Written by a towering and often provocative figure in musicology, The Oxford History of Western Music provides a critical esthetic position with respect to individual works, and a context in which each composition may be evaluated and remembered. This landmark set considers individual works both with respect to the esthetic and critical paradigms of their own contemporaries and as entities that have ever since been weathering the flux of time and taste… Taruskin provides greater attention to the full range of twentieth-century art music, including American music, than any previous music historian, devoting fully a third of the text to the relatively recent past, and concluding with some informed speculation on the future.

Laced with brilliant observations, memorable musical analysis, and a panoramic sense of the interactions between history, culture, politics, art, literature, religion, and music, The Oxford History of Western Music will be essential reading for anyone who wishes to understand this rich and diverse tradition.

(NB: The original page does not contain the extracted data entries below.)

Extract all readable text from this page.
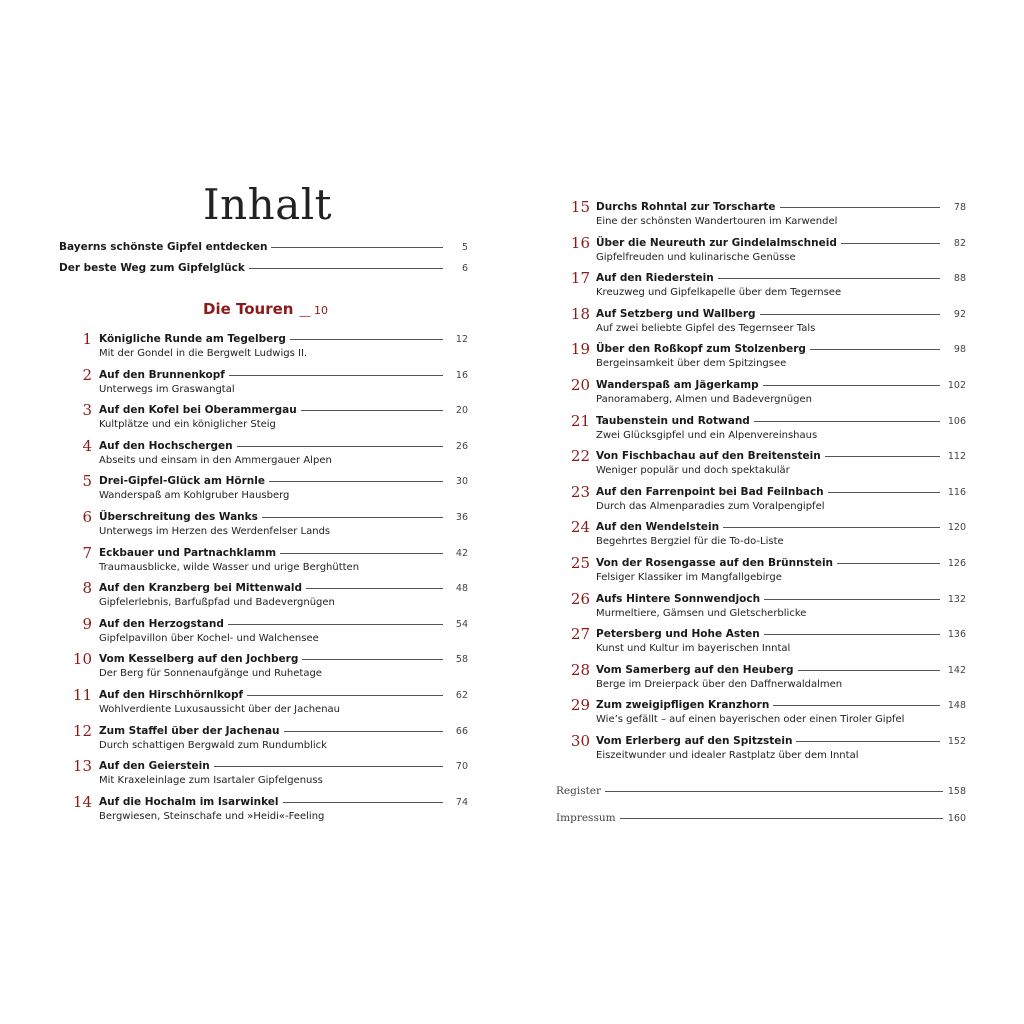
Inhalt
Bayerns schönste Gipfel entdecken	5
Der beste Weg zum Gipfelglück	6
Die Touren __ 10
1 Königliche Runde am Tegelberg	12
Mit der Gondel in die Bergwelt Ludwigs II.
2 Auf den Brunnenkopf	16
Unterwegs im Graswangtal
3 Auf den Kofel bei Oberammergau	20
Kultplätze und ein königlicher Steig
4 Auf den Hochschergen	26
Abseits und einsam in den Ammergauer Alpen
5 Drei-Gipfel-Glück am Hörnle	30
Wanderspaß am Kohlgruber Hausberg
6 Überschreitung des Wanks	36
Unterwegs im Herzen des Werdenfelser Lands
7 Eckbauer und Partnachklamm	42
Traumausblicke, wilde Wasser und urige Berghütten
8 Auf den Kranzberg bei Mittenwald	48
Gipfelerlebnis, Barfußpfad und Badevergnügen
9 Auf den Herzogstand	54
Gipfelpavillon über Kochel- und Walchensee
10 Vom Kesselberg auf den Jochberg	58
Der Berg für Sonnenaufgänge und Ruhetage
11 Auf den Hirschhörnlkopf	62
Wohlverdiente Luxusaussicht über der Jachenau
12 Zum Staffel über der Jachenau	66
Durch schattigen Bergwald zum Rundumblick
13 Auf den Geierstein	70
Mit Kraxeleinlage zum Isartaler Gipfelgenuss
14 Auf die Hochalm im Isarwinkel	74
Bergwiesen, Steinschafe und »Heidi«-Feeling
15 Durchs Rohntal zur Torscharte	78
Eine der schönsten Wandertouren im Karwendel
16 Über die Neureuth zur Gindelalmschneid	82
Gipfelfreuden und kulinarische Genüsse
17 Auf den Riederstein	88
Kreuzweg und Gipfelkapelle über dem Tegernsee
18 Auf Setzberg und Wallberg	92
Auf zwei beliebte Gipfel des Tegernseer Tals
19 Über den Roßkopf zum Stolzenberg	98
Bergeinsamkeit über dem Spitzingsee
20 Wanderspaß am Jägerkamp	102
Panoramaberg, Almen und Badevergnügen
21 Taubenstein und Rotwand	106
Zwei Glücksgipfel und ein Alpenvereinshaus
22 Von Fischbachau auf den Breitenstein	112
Weniger populär und doch spektakulär
23 Auf den Farrenpoint bei Bad Feilnbach	116
Durch das Almenparadies zum Voralpengipfel
24 Auf den Wendelstein	120
Begehrtes Bergziel für die To-do-Liste
25 Von der Rosengasse auf den Brünnstein	126
Felsiger Klassiker im Mangfallgebirge
26 Aufs Hintere Sonnwendjoch	132
Murmeltiere, Gämsen und Gletscherblicke
27 Petersberg und Hohe Asten	136
Kunst und Kultur im bayerischen Inntal
28 Vom Samerberg auf den Heuberg	142
Berge im Dreierpack über den Daffnerwaldalmen
29 Zum zweigipfligen Kranzhorn	148
Wie’s gefällt – auf einen bayerischen oder einen Tiroler Gipfel
30 Vom Erlerberg auf den Spitzstein	152
Eiszeitwunder und idealer Rastplatz über dem Inntal
Register	158
Impressum	160
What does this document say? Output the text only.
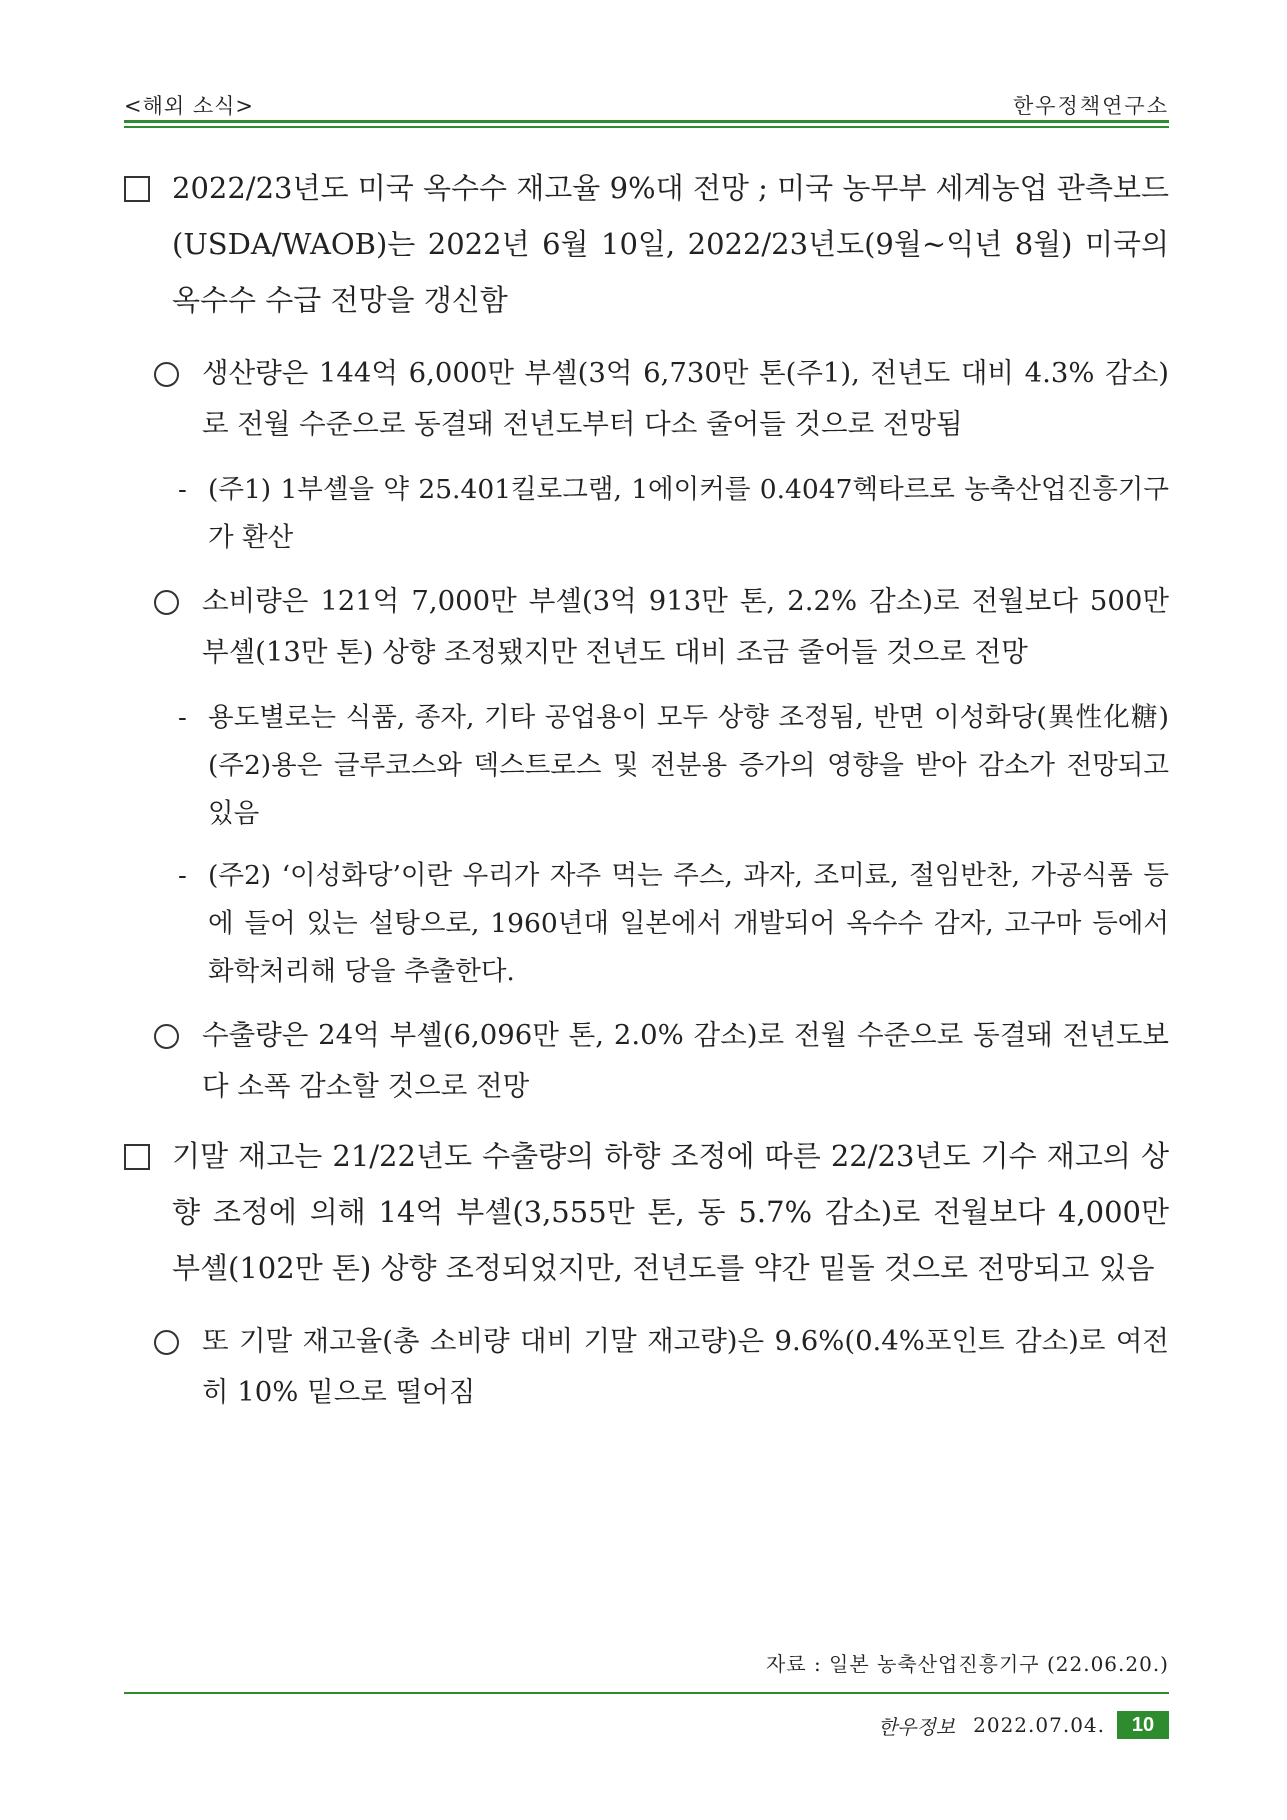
<해외 소식>	한우정책연구소
2022/23년도 미국 옥수수 재고율 9%대 전망 ; 미국 농무부 세계농업 관측보드(USDA/WAOB)는 2022년 6월 10일, 2022/23년도(9월~익년 8월) 미국의 옥수수 수급 전망을 갱신함
생산량은 144억 6,000만 부셸(3억 6,730만 톤(주1), 전년도 대비 4.3% 감소)로 전월 수준으로 동결돼 전년도부터 다소 줄어들 것으로 전망됨
- (주1) 1부셸을 약 25.401킬로그램, 1에이커를 0.4047헥타르로 농축산업진흥기구가 환산
소비량은 121억 7,000만 부셸(3억 913만 톤, 2.2% 감소)로 전월보다 500만 부셸(13만 톤) 상향 조정됐지만 전년도 대비 조금 줄어들 것으로 전망
- 용도별로는 식품, 종자, 기타 공업용이 모두 상향 조정됨, 반면 이성화당(異性化糖)(주2)용은 글루코스와 덱스트로스 및 전분용 증가의 영향을 받아 감소가 전망되고 있음
- (주2) ‘이성화당’이란 우리가 자주 먹는 주스, 과자, 조미료, 절임반찬, 가공식품 등에 들어 있는 설탕으로, 1960년대 일본에서 개발되어 옥수수 감자, 고구마 등에서 화학처리해 당을 추출한다.
수출량은 24억 부셸(6,096만 톤, 2.0% 감소)로 전월 수준으로 동결돼 전년도보다 소폭 감소할 것으로 전망
기말 재고는 21/22년도 수출량의 하향 조정에 따른 22/23년도 기수 재고의 상향 조정에 의해 14억 부셸(3,555만 톤, 동 5.7% 감소)로 전월보다 4,000만 부셸(102만 톤) 상향 조정되었지만, 전년도를 약간 밑돌 것으로 전망되고 있음
또 기말 재고율(총 소비량 대비 기말 재고량)은 9.6%(0.4%포인트 감소)로 여전히 10% 밑으로 떨어짐
자료 : 일본 농축산업진흥기구 (22.06.20.)
한우정보 2022.07.04.	10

Richard Taruskin is one of the most acclaimed, controversial, and influential musicologists in the world today. An accomplished performer as well as scholar, he is the author of such works as Music in the Western World: A History in Documents, Text & Act, and Stravinsky and the Russian Tradition. He has also contributed essays and reviews to The New York Times and The New Republic, as well as 160 articles on Russian composers to the New Grove Dictionary of Music and Musicians. Taruskin has been a professor of musicology at the University of California at Berkeley since 1987.